Manufacturing CEOs buying into the concept face their own questions. How will their infrastructure change? The floor area freed from finished inventory would be replaced by a similar volume required by raw printing materials, for example. Processes involved in receiving, storing and distributing parts could be replaced by those required by printing materials and workstations.

Then there are lesser-discussed worries about workplace and environmental safety. Exuberant green claims to the contrary, there are concerns about fumes from additive manufacturing, and early planet-friendly claims look less virtuous. And two popular materials, aluminum and titanium, are highly combustible as powders.

You’ll see a different type of machining?

The near-term reality is that there still are some issues to iron out, but opportunities abound. Today’s slow builds might frustrate mass manufacturers, but low-volume, custom production is well suited for small-scale, flexible lines making value-added parts and end products. GE Aviation is making tens of thousands of copies of a small but critical jet-engine part that will deliver outsized results for airlines, for example.

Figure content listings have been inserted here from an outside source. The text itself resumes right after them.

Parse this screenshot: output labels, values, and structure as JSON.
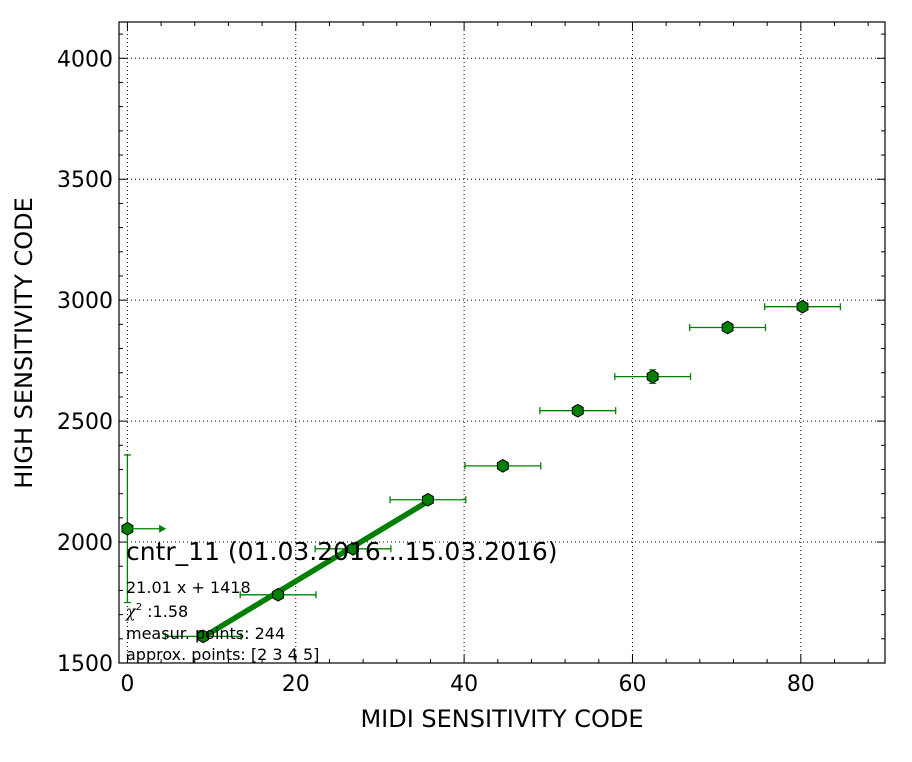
{
  "chart_data": {
    "type": "scatter",
    "xlabel": "MIDI SENSITIVITY CODE",
    "ylabel": "HIGH SENSITIVITY CODE",
    "xlim": [
      -1,
      90
    ],
    "ylim": [
      1500,
      4150
    ],
    "xticks": [
      0,
      20,
      40,
      60,
      80
    ],
    "yticks": [
      1500,
      2000,
      2500,
      3000,
      3500,
      4000
    ],
    "grid": true,
    "colors": {
      "marker": "#007f00",
      "errorbar": "#008000",
      "fit": "#007f00",
      "marker_edge": "#000000"
    },
    "points": [
      {
        "x": 0.0,
        "y": 2055,
        "xerr": 0,
        "yerr": 305,
        "note": "lower-limit arrow"
      },
      {
        "x": 9.0,
        "y": 1610,
        "xerr": 4.5,
        "yerr": 10
      },
      {
        "x": 17.9,
        "y": 1782,
        "xerr": 4.5,
        "yerr": 10
      },
      {
        "x": 26.8,
        "y": 1972,
        "xerr": 4.5,
        "yerr": 12
      },
      {
        "x": 35.7,
        "y": 2175,
        "xerr": 4.5,
        "yerr": 12
      },
      {
        "x": 44.6,
        "y": 2315,
        "xerr": 4.5,
        "yerr": 14
      },
      {
        "x": 53.5,
        "y": 2543,
        "xerr": 4.5,
        "yerr": 20
      },
      {
        "x": 62.4,
        "y": 2684,
        "xerr": 4.5,
        "yerr": 28
      },
      {
        "x": 71.3,
        "y": 2887,
        "xerr": 4.5,
        "yerr": 18
      },
      {
        "x": 80.2,
        "y": 2973,
        "xerr": 4.5,
        "yerr": 14
      }
    ],
    "fit": {
      "slope": 21.01,
      "intercept": 1418,
      "x_range": [
        9.0,
        35.7
      ]
    },
    "arrow": {
      "x_from": 0,
      "x_to": 4.6,
      "y": 2055
    },
    "annotations": {
      "title": "cntr_11 (01.03.2016...15.03.2016)",
      "equation": "21.01 x + 1418",
      "chi_symbol": "χ",
      "chi_exponent": "2",
      "chi_value": " :1.58",
      "measur_points": "measur. points: 244",
      "approx_points": "approx. points: [2 3 4 5]"
    }
  }
}
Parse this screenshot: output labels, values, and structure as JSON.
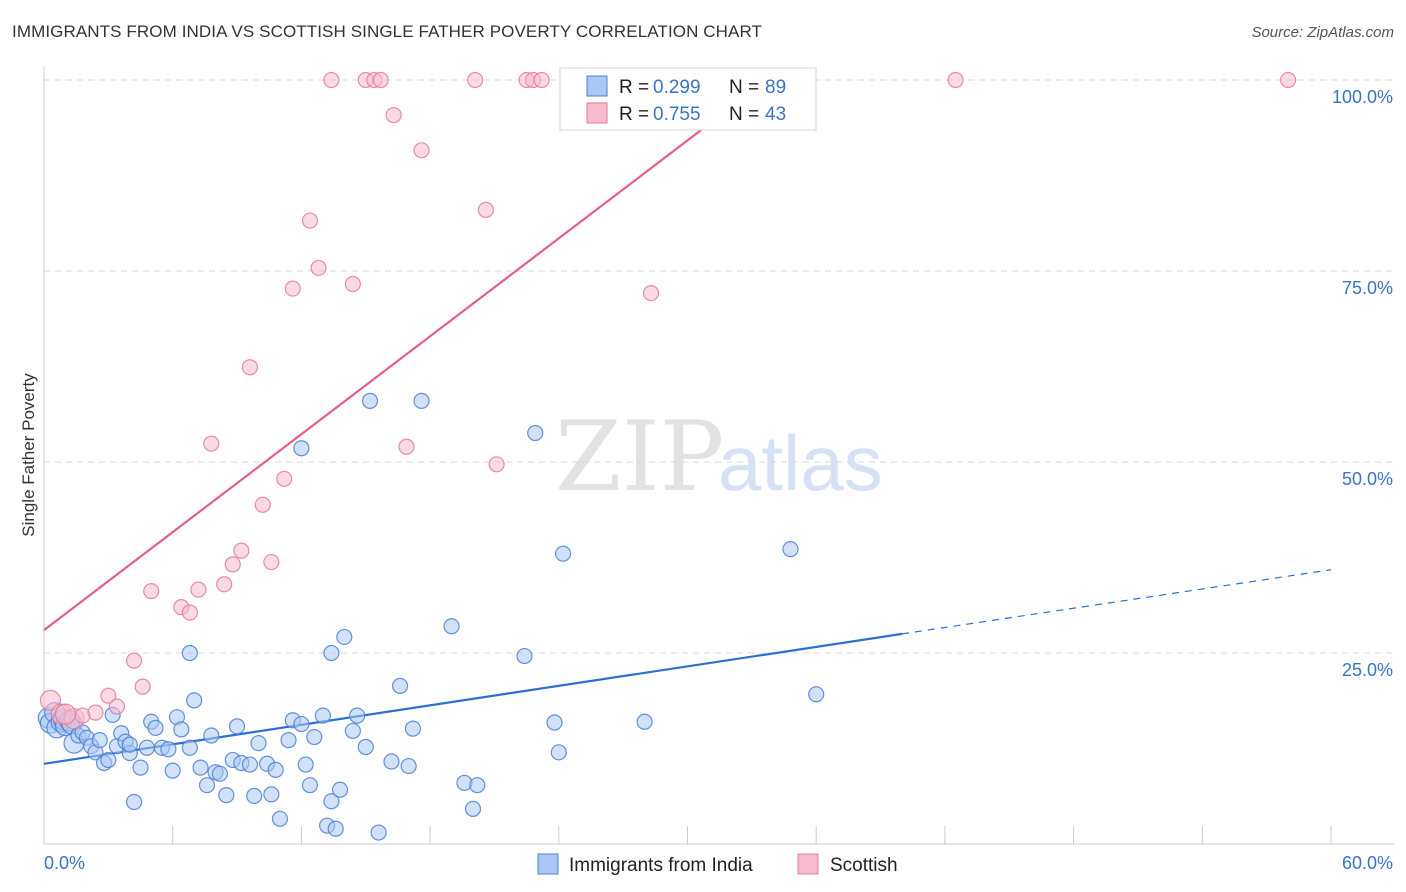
{
  "header": {
    "title": "IMMIGRANTS FROM INDIA VS SCOTTISH SINGLE FATHER POVERTY CORRELATION CHART",
    "source": "Source: ZipAtlas.com"
  },
  "watermark": {
    "zip": "ZIP",
    "atlas": "atlas"
  },
  "colors": {
    "blue": "#4a7fd4",
    "blue_fill": "#a9c8f3",
    "blue_line": "#2d6fd0",
    "pink": "#e8799b",
    "pink_fill": "#f6bccd",
    "pink_line": "#e0608a",
    "tick_text": "#3a74c4",
    "grid": "#d8d8d8"
  },
  "legend_top": {
    "rows": [
      {
        "r_label": "R = ",
        "r_value": "0.299",
        "n_label": "N = ",
        "n_value": "89",
        "color": "blue"
      },
      {
        "r_label": "R = ",
        "r_value": "0.755",
        "n_label": "N = ",
        "n_value": "43",
        "color": "pink"
      }
    ]
  },
  "legend_bottom": [
    {
      "label": "Immigrants from India",
      "color": "blue"
    },
    {
      "label": "Scottish",
      "color": "pink"
    }
  ],
  "chart_data": {
    "type": "scatter",
    "title": "IMMIGRANTS FROM INDIA VS SCOTTISH SINGLE FATHER POVERTY CORRELATION CHART",
    "xlabel": "",
    "ylabel": "Single Father Poverty",
    "xlim": [
      0,
      60
    ],
    "ylim": [
      0,
      100
    ],
    "x_tick_labels": [
      "0.0%",
      "60.0%"
    ],
    "y_tick_labels": [
      "25.0%",
      "50.0%",
      "75.0%",
      "100.0%"
    ],
    "y_ticks": [
      25,
      50,
      75,
      100
    ],
    "x_ticks": [
      0,
      6,
      12,
      18,
      24,
      30,
      36,
      42,
      48,
      54,
      60
    ],
    "grid": true,
    "series": [
      {
        "name": "Immigrants from India",
        "color": "blue",
        "trend": {
          "x0": 0,
          "y0": 10.5,
          "x1": 40,
          "y1": 27.5,
          "dash_to_x": 60,
          "dash_to_y": 35.9
        },
        "points": [
          [
            0.2,
            16.5
          ],
          [
            0.3,
            15.8
          ],
          [
            0.5,
            17.2
          ],
          [
            0.6,
            15.2
          ],
          [
            0.8,
            16.0
          ],
          [
            0.9,
            16.3
          ],
          [
            1.0,
            15.5
          ],
          [
            1.2,
            16.1
          ],
          [
            1.3,
            15.7
          ],
          [
            1.4,
            13.2
          ],
          [
            1.6,
            14.2
          ],
          [
            1.8,
            14.6
          ],
          [
            2.0,
            13.9
          ],
          [
            2.2,
            12.8
          ],
          [
            2.4,
            12.0
          ],
          [
            2.6,
            13.6
          ],
          [
            2.8,
            10.6
          ],
          [
            3.0,
            11.0
          ],
          [
            3.2,
            16.9
          ],
          [
            3.4,
            12.8
          ],
          [
            3.6,
            14.5
          ],
          [
            3.8,
            13.4
          ],
          [
            4.0,
            11.9
          ],
          [
            4.2,
            5.5
          ],
          [
            4.5,
            10.0
          ],
          [
            4.8,
            12.6
          ],
          [
            5.0,
            16.0
          ],
          [
            5.2,
            15.2
          ],
          [
            5.5,
            12.6
          ],
          [
            5.8,
            12.4
          ],
          [
            6.0,
            9.6
          ],
          [
            6.2,
            16.6
          ],
          [
            6.4,
            15.0
          ],
          [
            6.8,
            12.6
          ],
          [
            7.0,
            18.8
          ],
          [
            7.3,
            10.0
          ],
          [
            7.6,
            7.7
          ],
          [
            7.8,
            14.2
          ],
          [
            8.0,
            9.4
          ],
          [
            8.2,
            9.2
          ],
          [
            8.5,
            6.4
          ],
          [
            8.8,
            11.0
          ],
          [
            9.0,
            15.4
          ],
          [
            9.2,
            10.6
          ],
          [
            9.6,
            10.4
          ],
          [
            9.8,
            6.3
          ],
          [
            10.0,
            13.2
          ],
          [
            10.4,
            10.5
          ],
          [
            10.6,
            6.5
          ],
          [
            10.8,
            9.7
          ],
          [
            11.0,
            3.3
          ],
          [
            11.4,
            13.6
          ],
          [
            11.6,
            16.2
          ],
          [
            12.0,
            15.7
          ],
          [
            12.2,
            10.4
          ],
          [
            12.4,
            7.7
          ],
          [
            12.6,
            14.0
          ],
          [
            13.0,
            16.8
          ],
          [
            13.2,
            2.4
          ],
          [
            13.4,
            5.6
          ],
          [
            13.6,
            2.0
          ],
          [
            13.8,
            7.1
          ],
          [
            14.0,
            27.1
          ],
          [
            14.4,
            14.8
          ],
          [
            14.6,
            16.8
          ],
          [
            15.0,
            12.7
          ],
          [
            15.6,
            1.5
          ],
          [
            16.2,
            10.8
          ],
          [
            16.6,
            20.7
          ],
          [
            17.0,
            10.2
          ],
          [
            17.2,
            15.1
          ],
          [
            17.6,
            58.0
          ],
          [
            19.0,
            28.5
          ],
          [
            19.6,
            8.0
          ],
          [
            20.0,
            4.6
          ],
          [
            20.2,
            7.7
          ],
          [
            22.4,
            24.6
          ],
          [
            22.9,
            53.8
          ],
          [
            23.8,
            15.9
          ],
          [
            24.0,
            12.0
          ],
          [
            24.2,
            38.0
          ],
          [
            28.0,
            16.0
          ],
          [
            34.8,
            38.6
          ],
          [
            36.0,
            19.6
          ],
          [
            12.0,
            51.8
          ],
          [
            15.2,
            58.0
          ],
          [
            6.8,
            25.0
          ],
          [
            13.4,
            25.0
          ],
          [
            4.0,
            13.0
          ]
        ]
      },
      {
        "name": "Scottish",
        "color": "pink",
        "trend": {
          "x0": 0,
          "y0": 28.0,
          "x1": 33.7,
          "y1": 100
        },
        "points": [
          [
            0.3,
            18.8
          ],
          [
            0.8,
            17.0
          ],
          [
            1.4,
            16.4
          ],
          [
            1.8,
            16.8
          ],
          [
            2.4,
            17.2
          ],
          [
            3.0,
            19.4
          ],
          [
            3.4,
            18.0
          ],
          [
            4.2,
            24.0
          ],
          [
            4.6,
            20.6
          ],
          [
            5.0,
            33.1
          ],
          [
            6.4,
            31.0
          ],
          [
            6.8,
            30.3
          ],
          [
            7.2,
            33.3
          ],
          [
            7.8,
            52.4
          ],
          [
            8.4,
            34.0
          ],
          [
            8.8,
            36.6
          ],
          [
            9.2,
            38.4
          ],
          [
            9.6,
            62.4
          ],
          [
            10.2,
            44.4
          ],
          [
            10.6,
            36.9
          ],
          [
            11.2,
            47.8
          ],
          [
            11.6,
            72.7
          ],
          [
            12.4,
            81.6
          ],
          [
            12.8,
            75.4
          ],
          [
            14.4,
            73.3
          ],
          [
            13.4,
            100
          ],
          [
            15.0,
            100
          ],
          [
            15.4,
            100
          ],
          [
            15.7,
            100
          ],
          [
            16.3,
            95.4
          ],
          [
            16.9,
            52.0
          ],
          [
            17.6,
            90.8
          ],
          [
            20.1,
            100
          ],
          [
            20.6,
            83.0
          ],
          [
            21.1,
            49.7
          ],
          [
            22.5,
            100
          ],
          [
            22.8,
            100
          ],
          [
            23.2,
            100
          ],
          [
            28.3,
            72.1
          ],
          [
            32.7,
            100
          ],
          [
            42.5,
            100
          ],
          [
            58.0,
            100
          ],
          [
            1.0,
            17.0
          ]
        ]
      }
    ]
  }
}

“I actually see additive as producing situations where you?re going to have higher-skilled positions that companies are going to need to fill, both on the technician level, and the engineering and design level,” Greg Morris, who leads the GE Aviation team, told Business Insider.

“And I frankly think you’ll see a different type of machining that will challenge the current state of machining, meaning you’ll get complex parts that a machinist will have to work with versus starting with a block of material. So you’re not replacing machinists; you’re just asking them to learn a little different skill set of what they start with and work with.”

Industries active in additive manufacturing today include aircraft, bio-medical, medical technology, dental and electronics. A good indication of the technology’s maturation is its ability to deliver in uncompromising environments. Today, printers are operating out at sea with the U.S. Navy, in Afghanistan with the Army and in orbit aboard the International Space Station.

A higher degree of automation for self-correction, lower prices for hardware, software and media, are combining to make additive manufacturing a comparatively solid investment opportunity.